JERUSALEM (Reuters) - Tourism to Israel, badly damaged by rocket fire from Gaza during an Israeli offensive against Islamist militants in the enclave, should bounce back later in the year, Tourism Minister Uzi Landau said on Tuesday.
More than 3.5 million visitors came to Israel in 2013, pumping some 40 billion shekels ($12 billion) into the economy and 1.9 million came in the first six months of the year.
Landau said the tourist industry had been on course for 4-4.1 million visitors in all this year. But the Gaza flare-up that began on July 8 caused a 35 percent plunge in visitors at a cost of $500 million in lost revenue for the third quarter, according to an Israel Hotel Association (IHA) estimate.
That loss was "far too much" for a country that relies on tourism for as much as 6 percent of its GDP, Landau told Reuters in an interview.
"This year we would have had 4 to 4.1 million. It won't get there. It is not going to be a great year, another record year, as we had hoped, but we still hope for a good year. We hope to have at least the figure of last year.

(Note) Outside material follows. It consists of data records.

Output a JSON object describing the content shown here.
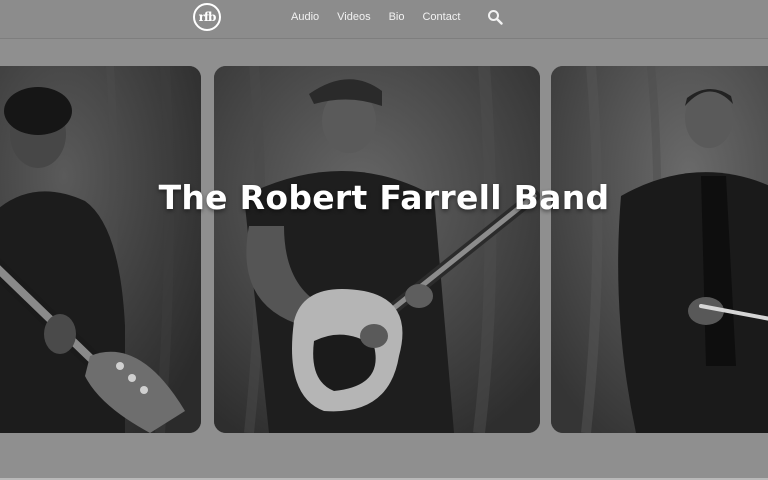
{
  "header": {
    "logo_text": "rfb",
    "nav": [
      {
        "label": "Audio"
      },
      {
        "label": "Videos"
      },
      {
        "label": "Bio"
      },
      {
        "label": "Contact"
      }
    ],
    "search_icon": "search-icon"
  },
  "hero": {
    "title": "The Robert Farrell Band"
  },
  "colors": {
    "background": "#8f8f8f",
    "navbar": "#8c8c8c",
    "nav_text": "#f2f2f2",
    "title_text": "#ffffff"
  }
}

We believe things will be back on track in the next three, four months," he said.
Calm returned on Tuesday as Israel withdrew ground forces from the Gaza Strip and started a 72-hour ceasefire with Hamas, mediated by Egypt as a first step towards negotiations on a more enduring end to the month-old war.
Over the past month, during the peak of the tourist season, some 3,000 rockets were launched into Israel fromGaza, causing mass cancellations by foreign visitors; many Israelis themselves aborted travel plans within the country for their holidays.
Most of the rockets launched into Israel were intercepted by its Iron Dome anti-missile defense shield, or fell into uninhabited open areas. Overall, the rocket fire caused minor, isolated damage.
Landau said tourism bounced back within four to six months after three recent Israeli military operations - two with Gaza, in 2009 and 2012, and one with Hezbollah in Lebanon in 2006.
"For the entire economy (the war) will be a dent but tourism will be two dents," he said.
Landau said the recent wave of tourist cancellations arose from the perception that Israel was not safe. He said a directive by the U.S. Federal Aviation Administration last month to ban U.S. airline travel to Tel Aviv for two days after a rocket landed near Ben Gurion airport was unnecessary.
"Our airport is the most secure in the world," he said. "Hamas tried their best to focus on the airport but they had no success whatsoever."
Still, German tour operator TUI Deutschland, part of Europe's largest tour operator TUI Travel, said on Tuesday it had extended a precautionary policy of taking no bookings for Israel until Aug. 31.
Landau said the government was discussing compensation for the Israel's tourist sector. His ministry had also launched a local campaign encouraging Israelis to travel in the last weeks of summer vacation while also targeting the main foreign markets - the United States, Russia, Germany, Britain, France and Italy.